Tropical storm Flossie is powering through the Pacific Ocean on a collision course with Hawaii. The storm is one of two systems approaching the offshore US state, and both are quickly gathering steam. Storm Erick is now at hurricane strength, spinning with winds upwards of 75mph. Both Erick and Flossie are expected to become major hurricanes over the next few days.
The NOAA’s National Hurricane Centre (NHC) released their most recent advisory for Flossie today.
According to them, the storm is moving towards the west into the Central Pacific and will become a major hurricane in the next two days.

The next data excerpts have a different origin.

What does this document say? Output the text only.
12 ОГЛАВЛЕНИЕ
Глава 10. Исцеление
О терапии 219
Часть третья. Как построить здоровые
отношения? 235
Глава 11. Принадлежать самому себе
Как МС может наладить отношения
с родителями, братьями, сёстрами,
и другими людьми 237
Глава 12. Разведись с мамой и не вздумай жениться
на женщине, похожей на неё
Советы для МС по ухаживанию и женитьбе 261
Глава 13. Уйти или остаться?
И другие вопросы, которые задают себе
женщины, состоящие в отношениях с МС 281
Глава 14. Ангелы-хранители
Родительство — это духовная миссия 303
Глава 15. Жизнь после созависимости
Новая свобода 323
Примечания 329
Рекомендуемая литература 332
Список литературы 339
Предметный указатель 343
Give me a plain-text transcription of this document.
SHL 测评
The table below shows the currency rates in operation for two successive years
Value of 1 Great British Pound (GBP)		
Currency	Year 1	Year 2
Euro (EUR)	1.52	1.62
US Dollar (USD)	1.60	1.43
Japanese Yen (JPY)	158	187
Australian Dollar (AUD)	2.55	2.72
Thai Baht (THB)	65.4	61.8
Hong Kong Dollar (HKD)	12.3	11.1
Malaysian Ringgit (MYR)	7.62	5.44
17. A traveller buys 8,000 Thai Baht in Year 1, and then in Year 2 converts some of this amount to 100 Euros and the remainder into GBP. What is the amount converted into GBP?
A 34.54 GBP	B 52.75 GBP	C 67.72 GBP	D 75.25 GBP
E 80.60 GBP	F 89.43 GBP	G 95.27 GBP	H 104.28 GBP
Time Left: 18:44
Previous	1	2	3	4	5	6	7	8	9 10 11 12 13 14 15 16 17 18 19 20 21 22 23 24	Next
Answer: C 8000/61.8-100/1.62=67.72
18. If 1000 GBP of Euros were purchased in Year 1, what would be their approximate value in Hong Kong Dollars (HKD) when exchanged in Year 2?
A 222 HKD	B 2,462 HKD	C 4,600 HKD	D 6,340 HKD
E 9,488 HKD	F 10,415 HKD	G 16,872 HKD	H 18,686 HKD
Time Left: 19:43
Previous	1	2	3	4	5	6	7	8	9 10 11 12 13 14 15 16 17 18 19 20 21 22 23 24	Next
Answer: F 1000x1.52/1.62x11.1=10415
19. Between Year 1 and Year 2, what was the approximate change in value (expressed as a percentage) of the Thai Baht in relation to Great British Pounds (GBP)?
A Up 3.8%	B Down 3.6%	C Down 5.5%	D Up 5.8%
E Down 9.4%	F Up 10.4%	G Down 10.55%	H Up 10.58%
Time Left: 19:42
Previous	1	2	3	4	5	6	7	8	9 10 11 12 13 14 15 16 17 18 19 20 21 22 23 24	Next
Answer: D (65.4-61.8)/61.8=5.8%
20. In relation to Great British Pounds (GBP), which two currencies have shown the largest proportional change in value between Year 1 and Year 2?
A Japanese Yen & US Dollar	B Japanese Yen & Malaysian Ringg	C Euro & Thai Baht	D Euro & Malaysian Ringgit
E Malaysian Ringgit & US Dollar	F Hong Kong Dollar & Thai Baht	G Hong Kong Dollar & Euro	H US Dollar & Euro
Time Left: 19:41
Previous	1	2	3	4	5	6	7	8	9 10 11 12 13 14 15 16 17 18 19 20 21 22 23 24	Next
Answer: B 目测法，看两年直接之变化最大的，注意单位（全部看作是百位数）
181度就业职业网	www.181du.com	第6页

The latest advisory reads: “At 500 AM HST (1500 UTC), the centre of Tropical Storm Flossie was located near latitude 12.2 North, longitude 120.5 West.
“Flossie is moving toward the west near 15 mph (24 km/h).”
“The tropical storm is forecast to turn toward the west-northwest later today, and then continue moving west-northwestward at 15 to 20 mph through the end of the week.
“Maximum sustained winds are near 70 mph (110 km/h) with higher gusts.
“Flossie is expected to become a hurricane later today and could be near major hurricane strength by Thursday.
“Tropical-storm-force winds extend outward up to 80 miles (130 km) from the centre.”
Will tropical storm Flossie hit Hawaii?
Both Flossie and Erick are on a path towards Hawaii’s southern islands.
Big Island is most at risk from stormy conditions, but neither system is expected to pass right over the islands.
Instead, they will “glance” the state’s southern tip.
Meteorologists believe Flossie will strengthen as it moves towards, the west, but weaken once again as it nears Hawaii.
The state will feel the effects of the storm as it stirs in the seas off the coast.
Forecasters predict rip currents, showers, thunderstorms and rough seas as Flossie passes.
Experts with weather forecasters AccuWeather believe the 2019 Pacific hurricane season will be “above average” in terms of activity.